Extrait du début du film.
Le scénario de ce film écrit à quatre, est là pour nous rappeler que nous sommes en pleine période maccarthyste. En effet, Daniel Mainwaring ne sera pas crédité car listé par le sénateur américain. Du coup, ce film peut-être regardé différemment. L'assassin écoute fréquemment les informations à la radio. La police délivre de fausses informations, et le spectateur d'accepter pour la bonne cause que les auditeurs soient victimes d'une désinformation. Mais ce serait prendre les choses simplement au premier degré, car il y a un événement bien plus important, et qui se révèle profondément antimaccarthyste dans le scénario. C'est l'instant où le tueur reproche à ses deux otages d'être des mous et surtout d'être bêtement solidaires l'un de l'autre, car s'ils n'avaient pensé qu'à eux, l'un se sortirait vivant de ce traquenard morbide. C'est une incitation à se désolidariser les uns des autres, à la collaboration, sauf que le final du film leur donnera raison. Les dialogues du film sont réduits au plus strict minimum.

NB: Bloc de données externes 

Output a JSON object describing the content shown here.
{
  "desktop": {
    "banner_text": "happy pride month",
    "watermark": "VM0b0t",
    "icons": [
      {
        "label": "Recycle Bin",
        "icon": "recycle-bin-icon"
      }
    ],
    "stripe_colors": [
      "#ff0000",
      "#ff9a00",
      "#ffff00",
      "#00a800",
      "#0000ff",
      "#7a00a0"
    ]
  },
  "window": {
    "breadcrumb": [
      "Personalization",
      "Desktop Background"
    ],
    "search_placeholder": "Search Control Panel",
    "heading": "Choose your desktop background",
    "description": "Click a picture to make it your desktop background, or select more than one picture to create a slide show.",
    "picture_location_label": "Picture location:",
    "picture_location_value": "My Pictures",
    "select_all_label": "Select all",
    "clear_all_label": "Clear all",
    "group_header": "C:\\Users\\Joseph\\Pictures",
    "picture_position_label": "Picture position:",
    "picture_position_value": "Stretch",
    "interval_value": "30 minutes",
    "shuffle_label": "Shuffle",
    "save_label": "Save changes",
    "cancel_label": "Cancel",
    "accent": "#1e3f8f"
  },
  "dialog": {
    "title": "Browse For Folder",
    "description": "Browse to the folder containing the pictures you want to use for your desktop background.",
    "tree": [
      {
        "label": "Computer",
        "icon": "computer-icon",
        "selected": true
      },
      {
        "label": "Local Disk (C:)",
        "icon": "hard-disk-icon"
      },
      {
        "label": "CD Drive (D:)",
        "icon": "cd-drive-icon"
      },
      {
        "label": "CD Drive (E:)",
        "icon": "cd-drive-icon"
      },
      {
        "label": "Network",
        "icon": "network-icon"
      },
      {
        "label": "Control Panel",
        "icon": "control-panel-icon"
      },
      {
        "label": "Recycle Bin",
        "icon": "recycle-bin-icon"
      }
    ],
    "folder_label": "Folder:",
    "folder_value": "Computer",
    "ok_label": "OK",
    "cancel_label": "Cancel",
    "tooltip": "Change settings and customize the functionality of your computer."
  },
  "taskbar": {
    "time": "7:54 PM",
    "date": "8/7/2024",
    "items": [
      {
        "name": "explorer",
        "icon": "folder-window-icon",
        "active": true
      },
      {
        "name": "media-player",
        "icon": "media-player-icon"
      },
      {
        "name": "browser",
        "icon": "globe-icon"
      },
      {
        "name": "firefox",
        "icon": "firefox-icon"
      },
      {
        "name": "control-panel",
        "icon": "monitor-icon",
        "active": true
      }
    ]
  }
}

À cela, il faut rajouter que le tueur ne parle pas espagnol et qu'il interdit à ses otages de parler autrement que par signes avec les Mexicains, qu'il y a une jolie scène mobide à la carabine version Guillaume Tell revisité, et qu'à la fin, le tueur s'en prend plein la tronche. Joli essai pour Ida Lupino qui n'aura pas souvent l'occasion de diriger des acteurs. On se demande bien pourquoi...
Le Voyage de la peur : 71 min. réalisé par Ida Lupino sur un scénario de Robert L. Joseph, Ida Lupino, Daniel Mainwaring & Collier Young avec Edmond O'Brien, Frank Lovejoy, William Talman, José Torvay, Sam Hayes, Wendell Niles, Jean Del Val, Clark Howat, Natividad Vacio...
Citation
Je sais à quoi tu penses. Laisse tomber. Vous allez mourir, c'est tout. Reste à savoir quand.